O executivo conta que a CCP analisa os pedidos, caso a caso, avaliando se há impacto da crise no negócio da ocupante, mas ainda não foi fechado nenhum acordo. Conforme Daltro, os ocupantes dos escritórios da CCP são “grandes empresas com acesso a mercado”. Cerca de 90% dos escritórios do portfólio da empresa de propriedades comerciais, em São Paulo, está na Faria Lima, na Juscelino Kubitschek e no Itaim Bibi - áreas nobres e com baixa vacância do segmento.
Ainda que não esteja havendo devoluções de áreas, a ocupação efetiva dos escritórios teve queda expressiva, nas últimas semanas, no mercado paulistano, como consequência das ações para evitar maior propagação do coronavírus. A ampliação do chamado “home office” tem resultado em reflexões de participantes do segmento de escritórios sobre a real necessidade de uso de espaços e pode afetar a área ocupada no pós-crise. “Muitas empresas já ofereciam a possibilidade de ‘home office’ uma vez por semana. Será que esse tempo não vai ser maior depois da crise?”, questiona a presidente da Newmark. A diretora da JLL diz que cada empresa vai avaliar qual a parcela ideal de “home office” para seus empregados e cita que já havia um movimento de empresas oferecerem aos funcionários estações de trabalho não dedicadas. “O escritório pode passar a ser visto como um local de encontro dos profissionais”, diz Monica.
Segundo Marina, a realização de demissões por parte das empresas também pode resultar em necessidade de ocupação de espaços menores.
Por enquanto, a maior parte das empresas que já tinham dado início ao processo de busca de áreas mantém as conversas, de acordo com Sartori. Levantamento da CBRE aponta que, das empresas com negociações de escritórios intermediadas pela consultoria, 65% continuam demandando espaços, 25% estão em compasso de espera, e 10% postergaram as conversas indefinidamente. Antes do início da crise, 75% das demandas por áreas se referiam a crescimento.
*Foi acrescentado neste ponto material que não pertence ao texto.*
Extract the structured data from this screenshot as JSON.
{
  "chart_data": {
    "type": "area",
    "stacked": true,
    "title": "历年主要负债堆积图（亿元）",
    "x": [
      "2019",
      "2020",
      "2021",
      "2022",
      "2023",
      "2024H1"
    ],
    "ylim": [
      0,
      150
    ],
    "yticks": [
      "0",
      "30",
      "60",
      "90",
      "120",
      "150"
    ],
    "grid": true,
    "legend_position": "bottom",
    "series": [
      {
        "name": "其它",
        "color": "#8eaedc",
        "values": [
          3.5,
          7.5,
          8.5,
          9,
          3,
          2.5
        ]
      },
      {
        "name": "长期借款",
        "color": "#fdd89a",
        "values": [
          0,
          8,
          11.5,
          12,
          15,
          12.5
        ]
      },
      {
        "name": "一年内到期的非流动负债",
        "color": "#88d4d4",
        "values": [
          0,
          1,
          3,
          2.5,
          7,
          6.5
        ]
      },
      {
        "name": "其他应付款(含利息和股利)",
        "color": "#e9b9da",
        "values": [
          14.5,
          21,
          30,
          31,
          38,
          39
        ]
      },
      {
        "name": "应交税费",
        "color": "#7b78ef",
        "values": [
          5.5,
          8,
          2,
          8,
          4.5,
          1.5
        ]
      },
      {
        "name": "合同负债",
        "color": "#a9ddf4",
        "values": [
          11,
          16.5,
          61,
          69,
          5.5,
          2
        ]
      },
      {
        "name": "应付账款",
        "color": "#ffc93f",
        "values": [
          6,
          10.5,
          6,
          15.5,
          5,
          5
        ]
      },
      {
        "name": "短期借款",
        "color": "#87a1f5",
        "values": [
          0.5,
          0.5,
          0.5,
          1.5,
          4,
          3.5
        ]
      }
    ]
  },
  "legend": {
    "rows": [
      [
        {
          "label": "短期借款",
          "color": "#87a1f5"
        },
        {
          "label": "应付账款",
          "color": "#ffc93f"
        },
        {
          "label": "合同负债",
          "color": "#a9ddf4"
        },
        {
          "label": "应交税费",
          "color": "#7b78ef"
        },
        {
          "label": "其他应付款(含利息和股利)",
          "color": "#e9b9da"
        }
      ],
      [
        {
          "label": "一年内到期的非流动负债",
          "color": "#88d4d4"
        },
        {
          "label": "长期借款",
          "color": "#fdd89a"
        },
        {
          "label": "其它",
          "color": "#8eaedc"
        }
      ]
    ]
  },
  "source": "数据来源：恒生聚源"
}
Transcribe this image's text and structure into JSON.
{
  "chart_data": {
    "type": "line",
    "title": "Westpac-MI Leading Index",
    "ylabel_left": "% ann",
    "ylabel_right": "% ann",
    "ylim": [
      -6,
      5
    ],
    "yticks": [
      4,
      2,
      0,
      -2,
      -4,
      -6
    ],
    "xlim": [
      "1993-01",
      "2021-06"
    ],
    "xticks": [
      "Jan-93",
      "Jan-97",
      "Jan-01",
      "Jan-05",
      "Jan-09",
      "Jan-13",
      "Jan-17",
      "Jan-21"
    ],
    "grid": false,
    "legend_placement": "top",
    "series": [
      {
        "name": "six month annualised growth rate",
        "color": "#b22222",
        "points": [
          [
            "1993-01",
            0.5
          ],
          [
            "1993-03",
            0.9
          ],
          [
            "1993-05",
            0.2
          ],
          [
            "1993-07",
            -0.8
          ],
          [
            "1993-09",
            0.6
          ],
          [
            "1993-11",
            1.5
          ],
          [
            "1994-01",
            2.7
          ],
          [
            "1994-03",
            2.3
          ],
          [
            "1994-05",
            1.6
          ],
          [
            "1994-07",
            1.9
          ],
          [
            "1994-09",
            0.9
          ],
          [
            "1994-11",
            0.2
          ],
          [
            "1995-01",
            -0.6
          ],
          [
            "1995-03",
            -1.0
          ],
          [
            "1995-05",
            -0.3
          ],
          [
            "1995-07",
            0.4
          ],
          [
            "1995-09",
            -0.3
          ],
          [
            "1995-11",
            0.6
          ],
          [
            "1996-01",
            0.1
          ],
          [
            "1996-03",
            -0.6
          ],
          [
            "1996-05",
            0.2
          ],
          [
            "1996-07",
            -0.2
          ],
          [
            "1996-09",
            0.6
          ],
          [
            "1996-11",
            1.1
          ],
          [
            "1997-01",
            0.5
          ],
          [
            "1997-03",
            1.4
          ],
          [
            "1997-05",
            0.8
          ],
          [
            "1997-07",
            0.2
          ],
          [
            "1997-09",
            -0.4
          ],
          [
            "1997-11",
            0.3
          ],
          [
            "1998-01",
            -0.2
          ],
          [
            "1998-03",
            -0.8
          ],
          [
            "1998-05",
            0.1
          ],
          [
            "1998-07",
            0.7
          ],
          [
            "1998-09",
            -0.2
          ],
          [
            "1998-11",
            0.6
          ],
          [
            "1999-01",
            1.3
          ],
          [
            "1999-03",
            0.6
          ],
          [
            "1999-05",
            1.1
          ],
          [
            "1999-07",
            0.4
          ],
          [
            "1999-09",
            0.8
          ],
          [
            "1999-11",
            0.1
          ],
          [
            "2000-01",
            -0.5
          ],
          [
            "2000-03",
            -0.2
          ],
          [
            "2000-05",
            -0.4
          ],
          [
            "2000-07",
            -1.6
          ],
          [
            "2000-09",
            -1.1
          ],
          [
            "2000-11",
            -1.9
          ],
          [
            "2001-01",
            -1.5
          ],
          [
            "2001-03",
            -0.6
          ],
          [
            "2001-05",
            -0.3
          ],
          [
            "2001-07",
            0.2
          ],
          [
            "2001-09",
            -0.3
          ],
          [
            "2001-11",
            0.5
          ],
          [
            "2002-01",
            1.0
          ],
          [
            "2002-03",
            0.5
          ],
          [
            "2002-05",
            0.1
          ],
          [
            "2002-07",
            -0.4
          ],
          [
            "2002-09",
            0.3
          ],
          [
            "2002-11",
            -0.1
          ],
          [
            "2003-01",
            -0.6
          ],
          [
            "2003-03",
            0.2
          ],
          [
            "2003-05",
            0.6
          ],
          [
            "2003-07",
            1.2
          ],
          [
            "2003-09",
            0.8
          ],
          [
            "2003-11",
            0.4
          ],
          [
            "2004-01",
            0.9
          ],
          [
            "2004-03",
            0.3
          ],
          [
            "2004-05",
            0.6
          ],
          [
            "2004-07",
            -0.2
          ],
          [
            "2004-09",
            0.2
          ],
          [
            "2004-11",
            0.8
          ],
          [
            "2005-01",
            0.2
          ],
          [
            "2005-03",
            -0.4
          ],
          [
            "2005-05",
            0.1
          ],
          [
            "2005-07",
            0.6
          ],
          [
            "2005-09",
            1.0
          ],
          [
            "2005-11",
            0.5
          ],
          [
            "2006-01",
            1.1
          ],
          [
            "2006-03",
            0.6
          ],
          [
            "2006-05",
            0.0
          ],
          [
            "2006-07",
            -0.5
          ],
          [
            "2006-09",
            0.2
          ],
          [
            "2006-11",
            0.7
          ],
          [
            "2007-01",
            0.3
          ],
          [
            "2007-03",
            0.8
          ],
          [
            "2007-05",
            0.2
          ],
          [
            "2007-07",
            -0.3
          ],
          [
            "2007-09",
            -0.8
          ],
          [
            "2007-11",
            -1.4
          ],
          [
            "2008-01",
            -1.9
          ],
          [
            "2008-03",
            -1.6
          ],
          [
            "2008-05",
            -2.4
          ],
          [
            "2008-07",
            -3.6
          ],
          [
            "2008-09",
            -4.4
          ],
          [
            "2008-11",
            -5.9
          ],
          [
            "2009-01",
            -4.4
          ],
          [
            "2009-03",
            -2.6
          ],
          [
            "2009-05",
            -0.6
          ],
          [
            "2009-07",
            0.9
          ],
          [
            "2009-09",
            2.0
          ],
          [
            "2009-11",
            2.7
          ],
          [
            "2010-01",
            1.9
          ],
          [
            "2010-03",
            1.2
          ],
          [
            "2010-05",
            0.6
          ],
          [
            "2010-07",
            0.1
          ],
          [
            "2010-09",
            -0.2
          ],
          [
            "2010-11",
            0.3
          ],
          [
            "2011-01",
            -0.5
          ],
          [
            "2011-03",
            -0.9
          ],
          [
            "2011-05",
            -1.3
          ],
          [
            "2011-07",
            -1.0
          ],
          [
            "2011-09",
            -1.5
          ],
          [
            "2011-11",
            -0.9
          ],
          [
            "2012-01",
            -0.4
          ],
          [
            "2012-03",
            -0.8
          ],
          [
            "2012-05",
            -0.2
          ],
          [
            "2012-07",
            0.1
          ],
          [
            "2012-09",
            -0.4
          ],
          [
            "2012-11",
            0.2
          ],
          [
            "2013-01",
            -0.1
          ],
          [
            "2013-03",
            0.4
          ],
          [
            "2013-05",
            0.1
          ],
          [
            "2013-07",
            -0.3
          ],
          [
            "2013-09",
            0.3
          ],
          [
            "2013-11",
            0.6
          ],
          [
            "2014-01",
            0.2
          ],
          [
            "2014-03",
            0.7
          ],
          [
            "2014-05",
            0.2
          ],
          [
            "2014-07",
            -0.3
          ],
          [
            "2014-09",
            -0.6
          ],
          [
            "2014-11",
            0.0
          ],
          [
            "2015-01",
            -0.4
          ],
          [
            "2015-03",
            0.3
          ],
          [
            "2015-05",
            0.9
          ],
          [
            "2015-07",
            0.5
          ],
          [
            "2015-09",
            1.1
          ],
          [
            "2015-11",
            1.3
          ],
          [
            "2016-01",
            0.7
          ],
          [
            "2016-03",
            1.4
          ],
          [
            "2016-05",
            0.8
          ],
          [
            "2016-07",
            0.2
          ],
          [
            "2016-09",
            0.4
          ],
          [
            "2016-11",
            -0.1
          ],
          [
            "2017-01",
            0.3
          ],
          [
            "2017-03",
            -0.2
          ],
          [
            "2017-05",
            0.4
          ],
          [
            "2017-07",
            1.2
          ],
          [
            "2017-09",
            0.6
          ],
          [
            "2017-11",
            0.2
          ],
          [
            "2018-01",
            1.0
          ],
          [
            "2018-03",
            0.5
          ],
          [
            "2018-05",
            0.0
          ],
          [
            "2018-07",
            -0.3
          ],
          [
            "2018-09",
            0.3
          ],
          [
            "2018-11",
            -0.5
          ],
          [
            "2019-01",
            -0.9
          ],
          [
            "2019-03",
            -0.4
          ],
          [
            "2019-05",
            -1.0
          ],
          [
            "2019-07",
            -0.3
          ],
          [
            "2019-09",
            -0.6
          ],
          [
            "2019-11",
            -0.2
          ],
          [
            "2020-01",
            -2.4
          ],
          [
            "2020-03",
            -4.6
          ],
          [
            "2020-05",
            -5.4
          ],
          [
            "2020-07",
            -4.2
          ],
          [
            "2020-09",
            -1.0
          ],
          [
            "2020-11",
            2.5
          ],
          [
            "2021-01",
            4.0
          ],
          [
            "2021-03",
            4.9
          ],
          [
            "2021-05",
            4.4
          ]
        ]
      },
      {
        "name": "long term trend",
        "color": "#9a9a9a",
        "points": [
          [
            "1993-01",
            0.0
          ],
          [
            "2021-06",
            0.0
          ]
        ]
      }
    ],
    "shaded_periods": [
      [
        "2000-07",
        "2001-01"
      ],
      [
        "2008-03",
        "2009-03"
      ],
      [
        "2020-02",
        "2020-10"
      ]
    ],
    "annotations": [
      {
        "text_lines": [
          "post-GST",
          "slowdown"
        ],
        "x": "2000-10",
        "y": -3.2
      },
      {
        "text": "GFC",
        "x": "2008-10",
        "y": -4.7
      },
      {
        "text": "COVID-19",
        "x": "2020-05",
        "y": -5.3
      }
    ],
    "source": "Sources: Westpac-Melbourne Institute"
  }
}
Conforme o vice-presidente da CBRE, o desempenho do mercado de escritórios foi “excepcional”, em São Paulo, no primeiro trimestre. De janeiro a março, a absorção bruta aumentou 19%, na comparação anual, para 215 mil metros quadrados, e a taxa de vacância fechou o período em 13,5%. A absorção líquida - contratações menos devoluções de espaços - cresceu 93%, para 81 mil metros quadrados, uma das maiores da série histórica dos últimos 40 anos. Para o segundo trimestre, a expectativa de Sartori é de “cenário mais neutro”, a não ser que ocupantes devolvam áreas e rescindam contratos. O executivo espera continuidade da absorção de espaços, ainda que em menor quantidade e pequeno volume de entregas.